The Texas General Land Office (GLO) received federal approval this week to proceed with its plan to take control of $1.2 billion in funding that was given to the City of Houston to help residents impacted by Hurricane Harvey.
The decision by the U.S. Department of Housing and Urban Development to sign off on the Texas GLO’s plan, which comes amidst claims that Houston has not utilized the 3-year-old recovery funds in a timely and efficient manner, could impact at least two multifamily housing projects planned for the Heights and Oak Forest areas, which were set to receive a total of about $20 million from the city in Harvey recovery money.
The Houston City Council last month approved a $9.09 million loan to nonprofit Avenue CDC for its Avenue on 34th project, a 70-unit affordable housing complex planned for the site of the former Doyle’s Restaurant on West 34th Street. The city also has pledged about $11 million to help fund the Dian Street Villas, a 108-unit affordable housing project planned near Shady Acres.
“We hope they are willing to proceed with all the multifamily projects, which will provide over $1 billion of safe, resilient, affordable housing for Houston residents,” Houston Mayor Sylvester Turner, referring to the Texas GLO, said in a Tuesday statement. “One is scheduled to close (Wednesday), and this news puts that project and all other projects in jeopardy. Unfortunately, we cannot fund and go forward with these projects without GLO’s confirmation that we can use the funds that have been already reserved for these projects.”

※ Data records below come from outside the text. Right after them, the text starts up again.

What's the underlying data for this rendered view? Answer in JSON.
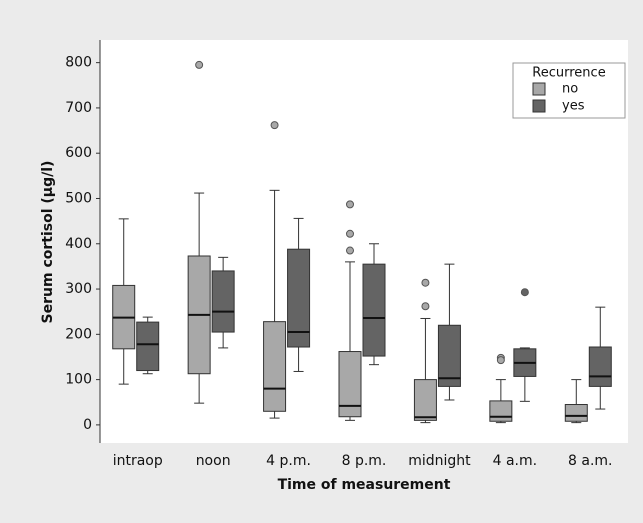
{
  "chart_data": {
    "type": "box",
    "x_label": "Time of measurement",
    "y_label": "Serum cortisol (µg/l)",
    "categories": [
      "intraop",
      "noon",
      "4 p.m.",
      "8 p.m.",
      "midnight",
      "4 a.m.",
      "8 a.m."
    ],
    "ylim": [
      -40,
      850
    ],
    "yticks": [
      0,
      100,
      200,
      300,
      400,
      500,
      600,
      700,
      800
    ],
    "legend_title": "Recurrence",
    "legend_position": "upper right",
    "series": [
      {
        "name": "no",
        "color": "#a8a8a8",
        "min": [
          90,
          48,
          15,
          10,
          5,
          5,
          5
        ],
        "q1": [
          168,
          113,
          30,
          18,
          10,
          8,
          8
        ],
        "median": [
          237,
          243,
          80,
          42,
          17,
          18,
          20
        ],
        "q3": [
          308,
          373,
          228,
          162,
          100,
          53,
          45
        ],
        "max": [
          455,
          512,
          518,
          360,
          235,
          100,
          100
        ],
        "outliers": [
          [],
          [
            795
          ],
          [
            662
          ],
          [
            487,
            422,
            385
          ],
          [
            314,
            262
          ],
          [
            148,
            143
          ],
          []
        ]
      },
      {
        "name": "yes",
        "color": "#646464",
        "min": [
          113,
          170,
          118,
          133,
          55,
          52,
          35
        ],
        "q1": [
          120,
          205,
          172,
          152,
          85,
          107,
          85
        ],
        "median": [
          178,
          250,
          205,
          236,
          103,
          137,
          107
        ],
        "q3": [
          227,
          340,
          388,
          355,
          220,
          168,
          172
        ],
        "max": [
          238,
          370,
          456,
          400,
          355,
          170,
          260
        ],
        "outliers": [
          [],
          [],
          [],
          [],
          [],
          [
            293
          ],
          []
        ]
      }
    ]
  }
}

The Texas GLO’s impending takeover of the Harvey recovery funds is contingent upon the outcome of ongoing litigation with the city, which sued the GLO in July in an attempt to block the takeover. The matter is currently in front of the Texas Supreme Court.
A spokesperson for Avenue CDC said Tuesday that it’s “really too soon to know how this will affect current or future work.” Peter Doyle, who owned Doyle’s Restaurant and the surrounding property, confirmed the property sale to Avenue CDC was finalized last week.
“We are continuing to monitor the situation and remain committed to bringing safe, quality affordable housing to communities where Houston’s working families need it most,” the Avenue CDC spokesperson said.
Texas Inter-Faith Housing executive director Russ Michaels, whose organization is developing the Dian Street Villas, did not respond to a Tuesday text message seeking comment. The project was awarded a federal housing tax credit in July by the Texas Department of Housing and Community Affairs (TDHCA), with the pledged money from the city also expected to be critical to the overall funding of the project.
A TDHCA spokesperson said department staff, while going through the underwriting process, subsequently determined the Dian Street Villas project to be financially infeasible. Upon appeal by the developer, though, the spokesperson said the TDHCA governing board remanded the project application back to staffers and asked them to work with the developer to clarify the financial details of the project.
So the TDHCA spokesperson said the developer remains in line to receive the tax credit award, which is worth $1.5 million annually over a 10-year period.